Refraction occurs when light leaves one transparent substance, such as air, and enters another one of a different density. The density of a substance affects the speed at which light travels through it. A change in the speed of light causes the light to bend, or refract. Because air, water, glass, and diamonds, for example, possess different densities, light refracts when it passes from one of these substances to another. When light leaves a substance, it resumes the speed it was traveling before it entered the new medium.
Light also travels differently through different temperature regions -- even within the same medium. When passing from cold to hot water, light will refract just as surely as light passing from glass into air, because the change in temperature changes the density of the water and therefore the speed of the light passing through it.
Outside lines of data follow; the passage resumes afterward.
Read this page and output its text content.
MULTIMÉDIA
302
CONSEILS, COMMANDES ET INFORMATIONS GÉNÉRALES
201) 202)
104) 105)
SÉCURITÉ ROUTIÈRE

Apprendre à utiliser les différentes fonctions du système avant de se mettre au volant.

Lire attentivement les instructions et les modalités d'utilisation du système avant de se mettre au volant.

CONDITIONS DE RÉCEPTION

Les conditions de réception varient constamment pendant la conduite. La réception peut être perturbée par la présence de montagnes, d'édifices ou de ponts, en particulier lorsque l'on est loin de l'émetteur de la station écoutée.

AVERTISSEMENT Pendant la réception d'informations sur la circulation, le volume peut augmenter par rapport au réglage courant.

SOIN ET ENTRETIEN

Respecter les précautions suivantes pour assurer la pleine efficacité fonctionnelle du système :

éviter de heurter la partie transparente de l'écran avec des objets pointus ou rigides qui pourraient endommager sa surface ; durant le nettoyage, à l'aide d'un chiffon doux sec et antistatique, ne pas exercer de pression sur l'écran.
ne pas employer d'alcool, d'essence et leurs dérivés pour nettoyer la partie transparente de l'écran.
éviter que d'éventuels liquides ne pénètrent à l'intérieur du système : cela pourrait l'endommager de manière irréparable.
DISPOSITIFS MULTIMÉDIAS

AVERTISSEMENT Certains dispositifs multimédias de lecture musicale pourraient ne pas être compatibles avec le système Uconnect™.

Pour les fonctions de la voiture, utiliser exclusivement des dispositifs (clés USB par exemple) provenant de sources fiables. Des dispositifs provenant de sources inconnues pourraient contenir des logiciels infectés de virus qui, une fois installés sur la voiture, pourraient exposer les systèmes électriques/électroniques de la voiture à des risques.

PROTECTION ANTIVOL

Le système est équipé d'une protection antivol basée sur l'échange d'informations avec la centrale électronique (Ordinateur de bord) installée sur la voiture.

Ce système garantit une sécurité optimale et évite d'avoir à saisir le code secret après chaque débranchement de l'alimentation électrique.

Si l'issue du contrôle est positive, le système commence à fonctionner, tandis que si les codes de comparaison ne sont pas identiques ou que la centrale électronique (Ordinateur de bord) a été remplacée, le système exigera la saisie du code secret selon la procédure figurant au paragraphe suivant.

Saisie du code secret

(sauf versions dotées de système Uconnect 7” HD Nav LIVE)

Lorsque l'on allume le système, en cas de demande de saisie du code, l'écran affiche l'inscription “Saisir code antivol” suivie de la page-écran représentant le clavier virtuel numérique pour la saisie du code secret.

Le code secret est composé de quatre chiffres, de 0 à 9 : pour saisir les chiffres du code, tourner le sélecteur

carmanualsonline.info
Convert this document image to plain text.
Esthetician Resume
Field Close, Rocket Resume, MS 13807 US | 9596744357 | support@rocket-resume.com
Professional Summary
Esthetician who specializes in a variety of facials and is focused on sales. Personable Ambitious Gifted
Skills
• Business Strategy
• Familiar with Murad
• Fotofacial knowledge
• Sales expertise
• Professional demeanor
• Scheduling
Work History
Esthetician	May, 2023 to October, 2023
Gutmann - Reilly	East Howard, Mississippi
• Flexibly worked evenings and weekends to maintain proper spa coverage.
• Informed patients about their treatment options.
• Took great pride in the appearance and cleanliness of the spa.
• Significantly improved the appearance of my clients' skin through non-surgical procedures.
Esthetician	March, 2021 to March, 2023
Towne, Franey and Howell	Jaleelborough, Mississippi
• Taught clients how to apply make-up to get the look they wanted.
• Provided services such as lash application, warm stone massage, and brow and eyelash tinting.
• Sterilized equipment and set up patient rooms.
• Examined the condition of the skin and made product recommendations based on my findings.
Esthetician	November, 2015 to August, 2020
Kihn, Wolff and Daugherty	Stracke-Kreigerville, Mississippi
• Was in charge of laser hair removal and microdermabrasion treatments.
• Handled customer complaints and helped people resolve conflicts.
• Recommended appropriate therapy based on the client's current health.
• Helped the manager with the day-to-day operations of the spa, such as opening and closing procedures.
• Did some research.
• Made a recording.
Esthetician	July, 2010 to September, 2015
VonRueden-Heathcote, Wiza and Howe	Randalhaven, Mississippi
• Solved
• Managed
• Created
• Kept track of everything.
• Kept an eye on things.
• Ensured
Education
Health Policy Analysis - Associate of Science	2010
Refraction can be deceiving, distorting one's line of sight. When light coming from a distant mountain, for instance, changes direction before it gets to your eyes, the mountain may appear to be above the horizon, floating in the sky. Such mirages -- in the desert or elsewhere -- are caused by light passing from hotter into relatively cooler air and refracting in the process.
The change in direction of light as it passes from one material to another is the foundation of all optical devices. By understanding refraction, scientists have developed lenses that reduce, magnify, focus, and disperse optical images. Eyeglasses, microscopes, and cameras all depend on bending light as it passes from air into glass and back into air.